IS THIS A RED FLAG OR I AM JUST OVER THINKING?
Please Keep Me Anonymous
I met my boyfriend 2yrs ago at my previous work place, we got talking and he said he like me and he asked me out on a date, but i have a policy, i don't date my colleagues at work, this was in my head so i wasn't even catching any feelings but then we still stayed as friends. He wanted to be very close, he wanted to know more about me but i just kept him in the colleague relationship zone.

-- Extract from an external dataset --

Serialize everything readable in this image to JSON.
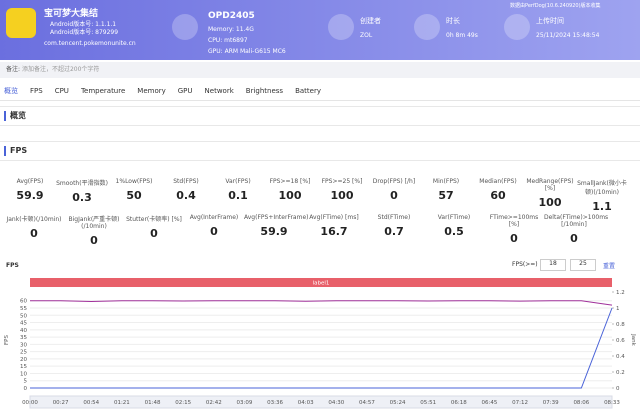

Few months after, i left the work place without informing him, he was disappointed at the fact that i didn't regard him as much as he does for me, i apologized and we continued talking, he asked me out again and this time he wasn't giving me any breathing space so i decided to give it a try. To tell the truth i was finding it difficult to trust him, i tried to open up to him like real couples should but i couldn't although i just broke up with m ex at the time so that must be the reason few weeks into the relationship i ghosted him. He started to look for me desperately, he reached out to me on all social media platforms but i never replied. He started to look for my relatives so they could reach me on his behalf. He finally found my sister and he was just on her neck to talk to me, she did but i told her i don't want to be in a relationship with him.
He didn't stop texting me on all socials for two year, After two years i began to feel the urge to talk to him again, i did and i got to know we was around where i was. we met and we started to talk again. I apologized and we moved on. We started to date again and this time i fell in love with him deeply.
He introduced me to his friend i also spoke to some of his family members and i did the same as well but there was something he kept on saying 'Babe there is something you should know but i don't think you can handle it now' i didn't pressure him until he finally told me that he got a lady pregnant few months before we got back together, he said he hasn't accepted it because he is not sure the pregnancy belongs to him as their meeting was supposed to be a one night stand.
I was so angry, this is something you should have told me before we got back together, how am i supposed to believe that you were not in a relationship with her and now you want to ditch her because you saw me or you are even cheating on her with me. He got all defensive saying if i didn't ghost him two years ago, he wouldn't be in this situation. I mean what does this have to do with telling me before we started dating again but then i told him no issues as long as he handles the situation well.
I am really scared, i hope i am not in soup with this decision i made, he never showed me the lady but i have a feeling it is not just a one night stand girl. i don't want to take the wrong step please i need advice.